Le gouvernement guinéen a procédé ce lundi 14 avril 2026 au lancement officiel de la révision du code des investissements, marquant une étape décisive dans la refondation de la politique économique nationale.
 La cérémonie a été présidée par le Premier ministre, chef du gouvernement, Amadou Oury Bah, en présence de la ministre du Commerce et de l’Industrie, Fatima Camara, de plusieurs membres du gouvernement, ainsi que des acteurs clés du secteur privé, notamment la Confédération Générale des Entreprises de Guinée (CGE-GUI), la Chambre nationale du commerce et des partenaires comme Enabel.
Dans un discours empreint de détermination et de clarté stratégique, la ministre Fatima Camara a posé les jalons d’une réforme qui dépasse largement le cadre administratif pour s’inscrire dans une ambition politique assumée.
« Ce que nous lançons aujourd’hui n’est pas une réforme administrative, c’est une décision politique majeure », a-t-elle déclaré, soulignant l’alignement total de cette initiative avec la vision du Président de la République, Mamadi Doumbouya.
Une vision qui vise à faire de la Guinée une économie souveraine, productive et créatrice de valeur pour ses citoyens.

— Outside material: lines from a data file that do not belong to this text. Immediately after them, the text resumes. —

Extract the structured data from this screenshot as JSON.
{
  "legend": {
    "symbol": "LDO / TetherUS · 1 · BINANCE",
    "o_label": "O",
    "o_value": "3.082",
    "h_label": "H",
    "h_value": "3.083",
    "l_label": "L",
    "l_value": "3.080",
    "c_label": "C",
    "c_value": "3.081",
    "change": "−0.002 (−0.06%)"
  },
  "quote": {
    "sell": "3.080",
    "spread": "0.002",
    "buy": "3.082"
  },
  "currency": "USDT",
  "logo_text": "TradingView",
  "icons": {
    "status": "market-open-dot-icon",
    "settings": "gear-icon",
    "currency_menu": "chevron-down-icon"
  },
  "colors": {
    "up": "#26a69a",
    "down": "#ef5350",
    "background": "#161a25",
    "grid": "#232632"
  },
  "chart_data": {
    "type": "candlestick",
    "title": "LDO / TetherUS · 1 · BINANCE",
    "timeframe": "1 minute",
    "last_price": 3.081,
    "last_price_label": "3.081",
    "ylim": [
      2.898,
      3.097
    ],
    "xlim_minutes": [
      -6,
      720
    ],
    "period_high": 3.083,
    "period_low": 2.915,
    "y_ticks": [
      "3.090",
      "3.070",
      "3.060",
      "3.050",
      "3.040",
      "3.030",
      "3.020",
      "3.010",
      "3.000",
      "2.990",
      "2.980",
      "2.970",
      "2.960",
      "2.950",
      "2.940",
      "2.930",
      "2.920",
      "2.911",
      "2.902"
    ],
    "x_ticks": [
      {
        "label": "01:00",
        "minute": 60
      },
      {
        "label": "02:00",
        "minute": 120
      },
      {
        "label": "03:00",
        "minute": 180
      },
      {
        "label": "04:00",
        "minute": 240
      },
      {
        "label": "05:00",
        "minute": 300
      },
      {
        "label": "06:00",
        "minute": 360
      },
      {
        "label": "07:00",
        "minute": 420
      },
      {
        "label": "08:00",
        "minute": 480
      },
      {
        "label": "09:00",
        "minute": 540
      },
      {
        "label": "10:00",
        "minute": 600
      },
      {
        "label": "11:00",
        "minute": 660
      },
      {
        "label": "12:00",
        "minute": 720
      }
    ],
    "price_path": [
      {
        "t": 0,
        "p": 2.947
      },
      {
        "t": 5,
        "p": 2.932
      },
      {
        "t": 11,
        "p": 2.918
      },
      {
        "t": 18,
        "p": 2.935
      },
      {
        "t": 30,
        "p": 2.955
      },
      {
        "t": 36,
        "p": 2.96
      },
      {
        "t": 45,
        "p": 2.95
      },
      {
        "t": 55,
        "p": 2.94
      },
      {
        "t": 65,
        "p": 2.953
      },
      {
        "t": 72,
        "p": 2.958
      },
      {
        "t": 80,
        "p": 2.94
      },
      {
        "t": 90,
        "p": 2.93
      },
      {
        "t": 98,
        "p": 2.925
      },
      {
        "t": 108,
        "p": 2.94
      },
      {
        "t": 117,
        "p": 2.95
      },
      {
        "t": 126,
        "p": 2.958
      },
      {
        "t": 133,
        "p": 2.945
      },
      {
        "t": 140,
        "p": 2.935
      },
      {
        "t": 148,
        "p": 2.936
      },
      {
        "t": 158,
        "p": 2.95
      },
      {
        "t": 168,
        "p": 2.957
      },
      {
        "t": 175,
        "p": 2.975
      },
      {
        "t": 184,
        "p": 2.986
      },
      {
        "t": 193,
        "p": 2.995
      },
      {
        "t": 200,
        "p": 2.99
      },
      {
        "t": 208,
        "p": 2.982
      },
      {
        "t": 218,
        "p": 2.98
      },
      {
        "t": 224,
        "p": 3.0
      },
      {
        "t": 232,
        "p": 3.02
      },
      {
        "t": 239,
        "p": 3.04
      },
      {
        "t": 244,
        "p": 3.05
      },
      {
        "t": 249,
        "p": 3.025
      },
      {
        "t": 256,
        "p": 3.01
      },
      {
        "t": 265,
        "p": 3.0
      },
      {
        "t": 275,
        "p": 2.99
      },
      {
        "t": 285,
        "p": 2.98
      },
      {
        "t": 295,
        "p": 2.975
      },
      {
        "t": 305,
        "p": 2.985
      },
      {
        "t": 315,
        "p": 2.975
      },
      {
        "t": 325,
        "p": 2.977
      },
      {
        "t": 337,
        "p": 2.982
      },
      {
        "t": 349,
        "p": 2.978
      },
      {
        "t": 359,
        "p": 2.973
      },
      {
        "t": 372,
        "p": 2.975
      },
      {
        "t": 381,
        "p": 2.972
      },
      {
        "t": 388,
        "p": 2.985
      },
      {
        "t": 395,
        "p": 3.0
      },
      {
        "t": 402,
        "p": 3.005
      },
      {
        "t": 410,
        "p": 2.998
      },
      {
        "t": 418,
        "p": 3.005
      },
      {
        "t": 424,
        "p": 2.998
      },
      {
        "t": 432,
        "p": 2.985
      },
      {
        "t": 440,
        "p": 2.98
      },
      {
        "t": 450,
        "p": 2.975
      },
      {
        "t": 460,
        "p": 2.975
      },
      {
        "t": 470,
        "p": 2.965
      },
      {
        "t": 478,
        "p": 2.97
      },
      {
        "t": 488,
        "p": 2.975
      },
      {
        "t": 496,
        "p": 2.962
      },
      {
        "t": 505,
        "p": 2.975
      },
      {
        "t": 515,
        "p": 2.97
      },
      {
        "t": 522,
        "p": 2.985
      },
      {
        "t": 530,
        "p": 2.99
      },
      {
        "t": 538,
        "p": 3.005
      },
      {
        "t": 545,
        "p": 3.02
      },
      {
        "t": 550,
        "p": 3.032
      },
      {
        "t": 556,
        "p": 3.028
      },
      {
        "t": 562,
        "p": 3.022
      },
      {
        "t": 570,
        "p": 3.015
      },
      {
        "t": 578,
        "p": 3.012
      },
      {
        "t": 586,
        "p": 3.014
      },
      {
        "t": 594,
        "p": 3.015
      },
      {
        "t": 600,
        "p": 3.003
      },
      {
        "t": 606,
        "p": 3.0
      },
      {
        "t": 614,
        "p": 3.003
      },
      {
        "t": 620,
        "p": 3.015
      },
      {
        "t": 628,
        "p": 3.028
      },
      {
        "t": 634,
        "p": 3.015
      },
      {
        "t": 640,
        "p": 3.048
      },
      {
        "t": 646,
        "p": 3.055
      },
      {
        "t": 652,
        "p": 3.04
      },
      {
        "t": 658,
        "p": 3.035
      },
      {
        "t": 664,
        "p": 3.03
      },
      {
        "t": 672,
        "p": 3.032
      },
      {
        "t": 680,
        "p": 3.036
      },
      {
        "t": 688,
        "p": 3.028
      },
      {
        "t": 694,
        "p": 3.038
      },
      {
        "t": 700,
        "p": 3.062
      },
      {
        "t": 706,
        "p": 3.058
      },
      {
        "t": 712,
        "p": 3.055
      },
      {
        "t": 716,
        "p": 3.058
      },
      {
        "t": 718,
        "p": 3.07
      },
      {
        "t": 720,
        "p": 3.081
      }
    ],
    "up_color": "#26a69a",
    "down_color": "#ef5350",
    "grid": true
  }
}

La ministre a insisté sur la nécessité de rompre avec les approches passives du passé. Désormais, il ne s’agit plus simplement d’attirer des investissements, mais de les orienter, les encadrer et surtout d’exiger qu’ils contribuent concrètement à la transformation du pays.
« Nous ne voulons plus simplement des investissements, nous voulons des investissements qui transforment la Guinée », a-t-elle martelé.
Si le code actuel a permis certaines avancées — avec plus de 200 entreprises bénéficiaires — il ne correspond plus aux nouvelles ambitions du pays. La Guinée entend désormais se doter d’un code des investissements de nouvelle génération : stratégique, sélectif et aligné sur ses priorités nationales.
Cette réforme entend privilégier la transformation locale des ressources, renforcer le contenu local, stimuler l’industrialisation et imposer des transferts de compétences. L’objectif est clair : garantir un impact réel sur l’emploi et sur le développement économique.
Chaque avantage accordé aux investisseurs devra désormais répondre à une exigence fondamentale : quel bénéfice concret pour la Guinée ?
Dans cette dynamique, l’État entend jouer un rôle plus affirmé, non plus en subissant les investissements, mais en les orientant activement au service de l’intérêt national.
La ministre a également prévenu : cette réforme sera conduite avec rigueur et fermeté. Il ne s’agira pas d’un compromis, mais d’un véritable instrument de souveraineté économique.
« Ce code ne sera pas un compromis faible. Ce sera un instrument de souveraineté économique », a-t-elle affirmé avec force.
Du côté du secteur privé, les principales organisations, notamment la CGE-GUI et la Chambre nationale du commerce et d’artisanat de Guinée, ont salué cette initiative. Elles ont réaffirmé leur engagement à accompagner l’État dans la mise en œuvre de cette réforme structurante, perçue comme une opportunité de bâtir un partenariat plus équilibré et orienté vers les résultats.
Au-delà d’un simple texte juridique, cette réforme porte une ambition nationale profonde : celle d’inscrire durablement la Guinée dans une nouvelle ère économique, où les ressources sont valorisées localement, où les entreprises nationales se renforcent et où la jeunesse trouve enfin des perspectives à la hauteur de son potentiel.
Car derrière ce chantier, c’est bien plus qu’un code qui se construit : c’est le projet d’une nation en quête de maîtrise, de transformation et de souveraineté.